What makes Home robots succeed or fail?
Reviewing a research paper in the context of Anki Vector
Researchers led by Prof. Selma Sabanovic in Indiana University recently published a paper in the International Journal of Social Robots, which they kindly gave me access to. The authors did great market research and analysis on what makes home robots succeed or fail based on data from 448 products sold via Kickstarter/Indiegogo over an eight year period (2011-2018). I found this paper to be an excellent epitome of the kind of background work that entrepreneurs ought to do while trying to bake a new product design. The authors categorized and labelled the data, performed a variety of statistical operations, and did sentiment analysis on comments left by product users to generate some very interesting results. Here are some interesting conclusions from this paper on what specifically does and does not work when it comes to home robots.

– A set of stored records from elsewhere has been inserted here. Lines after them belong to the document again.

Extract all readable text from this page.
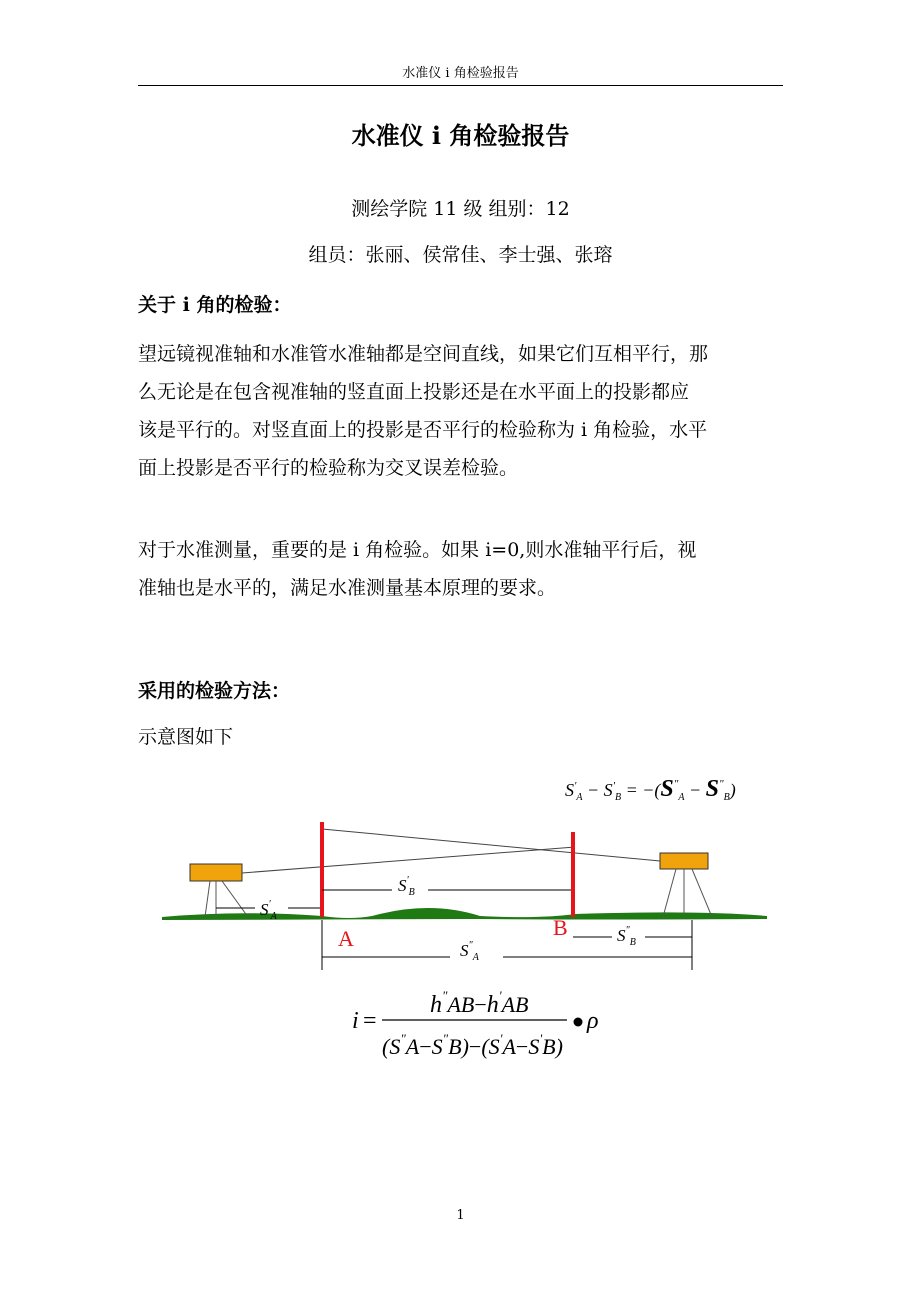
水准仪 i 角检验报告
水准仪 i 角检验报告
测绘学院 11 级 组别：12
组员：张丽、侯常佳、李士强、张瑢
关于 i 角的检验：
望远镜视准轴和水准管水准轴都是空间直线，如果它们互相平行，那
么无论是在包含视准轴的竖直面上投影还是在水平面上的投影都应
该是平行的。对竖直面上的投影是否平行的检验称为 i 角检验，水平
面上投影是否平行的检验称为交叉误差检验。
对于水准测量，重要的是 i 角检验。如果 i=0,则水准轴平行后，视
准轴也是水平的，满足水准测量基本原理的要求。
采用的检验方法：
示意图如下
$S'_A - S'_B = -(S^"_A - S^"_B)$
A	B
$S'_A$
$S'_B$
$S^"_B$
$S^"_A$
i =
h"AB−h'AB
(S"A−S"B)−(S'A−S'B)
ρ
1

Having the ability to take videos with a camera is one of the most important features people expect in home robots. Integration with other cameras such as home security cameras adds value. People who wanted camera features were also very concerned with privacy. This is interesting in the context of Anki Vector as we all know how much Anki invested in the security features of Vector. Anki actually hired a very experienced security expert, Talha Tariq, to design the security of Vector.
Performing the functionality equivalent to Amazon Alexa is one of the basic expectations people have of home robots. Again in the context of Anki Vector, we witnessed how Anki engineers hurriedly implemented and released Vector’s Alexa integration as their first feature after Vector’s launch in October 2018.
People like different color options and upgrade options. Black, blue, and white were the preferred colors. People not only desired upgrade options but were inclined to pay for them. This is an area which Anki may have missed, Vector came in a single color and without any upgrade or subscription options which could have paid for the services that Anki was hosting to run Vector. On the other hand, Petoi Bittle does a great job in this regard by providing lots of upgrade options, although it did make manufacturing much more complex and packaging much more tedious.
The study found that heath and fitness, education, and home security would have the largest number of backers. The study also found that education specifically for computer programming had the highest number of projects launched but didn’t secure high number of backers. Instead, people expected education focussed home robots to help children with language, science, social development, and general knowledge. In the context of Anki, we saw that Anki Cozmo had a very high adoption and success, possibly because of it was better in helping children with the above skills.
The authors found that single person use robots are likely for successful compared to family use robots. Similarly, single function robots would have more backers with multi-functional robots. The latter is an important conclusion because it indicates market preference for single purpose cheap robots as opposed to multi purpose expensive robots. This conclusion may be biased by the fact that most backers in Kickstarter/ Indiegogo are men. Designers of new robots may therefore devote stripping down features to the simplest minimal viable product (MVP), that could be priced cheap.
The authors suggest that animal form robots have more success of adoption than human form or machine form robots.
While analyzing for product failures, the authors found many failures were due to the products not satisfying the needs of early customers (e.g. Jibo) or due to products not having sufficient non distinguishable features compared to non robotic products. This was certainly true in the case of Anki Vector, as it lacked a concrete killer use case. Most of the functionality provided by Anki Vector, could actually be done in a much easier way with other devices.
In my opinion, the authors definitely succeeded in showing how crowd-sourced data can be used to supplement other avenues such as consumers surveys when it comes to designing products. This approach has some distinct metrics and advantages because it captures a customer action (in terms of actually buying the product and potential using it). Similarly sentiment analysis of comments and definitely yield a trove of information, which can be used for future product design.